Shake It Out

Months of requested solitude has gotten me to this point.  The point of almost no return. Feelings of being lost and lonely are haunting me along with every worry I can manage to shove in my suitcase.  The worries deep down are pointless and taking my every breath.  Yet, that realization doesn't make it any easier to stop soaking in them.

I have given up my Bible, given up my friends in some ways, my family in others.  I have tried my hardest to push my boyfriend away, to avoid the pain of fighting, arguing, loving, and letting go.  Scared is the main reaction to everything that happens these days.  Scared to lose people, to make the wrong decisions, to turn left when I should have turned right.  I have let my faith go in most aspects and knowing this hurts more than any of the fighting or letting go ever could.  It also causes a more stubborn attitude to the idea of anyone being out there to help me.

I have been in my new home for five nights and I have had anxiety attacks for most of my stay.  Crying in bed, in the bathroom, in the shower, in the mornings, and I can't even exactly pinpoint why I'm crying.  The only emotion that I can spit out how I feel is scared.  My boyfriend has been exactly what a boyfriend should be.. Supportive, caring, and understanding.  He is all of these things and I'm still trying to keep my feelings drawn, trying to keep myself from fully sharing with him.
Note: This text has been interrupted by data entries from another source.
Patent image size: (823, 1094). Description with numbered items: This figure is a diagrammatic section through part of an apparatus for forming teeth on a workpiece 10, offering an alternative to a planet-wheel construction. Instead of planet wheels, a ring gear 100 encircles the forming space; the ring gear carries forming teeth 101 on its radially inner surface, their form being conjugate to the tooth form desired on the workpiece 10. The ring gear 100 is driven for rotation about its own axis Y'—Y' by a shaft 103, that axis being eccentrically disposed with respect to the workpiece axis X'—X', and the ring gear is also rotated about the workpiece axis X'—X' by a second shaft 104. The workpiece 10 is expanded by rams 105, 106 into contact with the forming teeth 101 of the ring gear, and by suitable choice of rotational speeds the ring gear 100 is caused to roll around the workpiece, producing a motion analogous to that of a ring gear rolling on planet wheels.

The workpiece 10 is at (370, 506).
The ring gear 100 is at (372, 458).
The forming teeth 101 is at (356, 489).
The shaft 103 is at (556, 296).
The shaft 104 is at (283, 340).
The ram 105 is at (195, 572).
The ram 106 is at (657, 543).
After a long day at work, and a sleepless night I came home to nap.  Waking up in the darkness, of course sent me into another attack.  I jumped in the shower and tried to wash away all of the worries.  I felt slight relief afterwards but not enough.  I sat down at my computer and for some odd reason searched Florence and the Machine.  Her song 'Shake It Out' was the first to answer my request.  The song is now being played on repeat, which is unusual because music never happens when I'm writing.  I get distracted by the instruments and melodies.
'Shake It Out' is what's fueling me to write all of this down, to finally pour out the words I've been holding back.  I'm sure most people can relate to this song because of it's connection to the common sadness people generally feel.  The ghouls and regrets that haunt us, the devil you feel will never leave, the heaven you were looking for but the devil you found.

I'm ready to suffer.  I'm ready to have hope in life and in me.  To leave all of my regrets and anxiety behind me.  Even as I sit here writing this I am hesitant because my fears and anxiety are what comfort me most.  It's comfortable and familiar.  It's time to let all of the comfort go and find it in something or someone else.  Someone bigger and greater than myself and my fears.  I'm shaking everything I know out, and restarting with only the good that I know I have.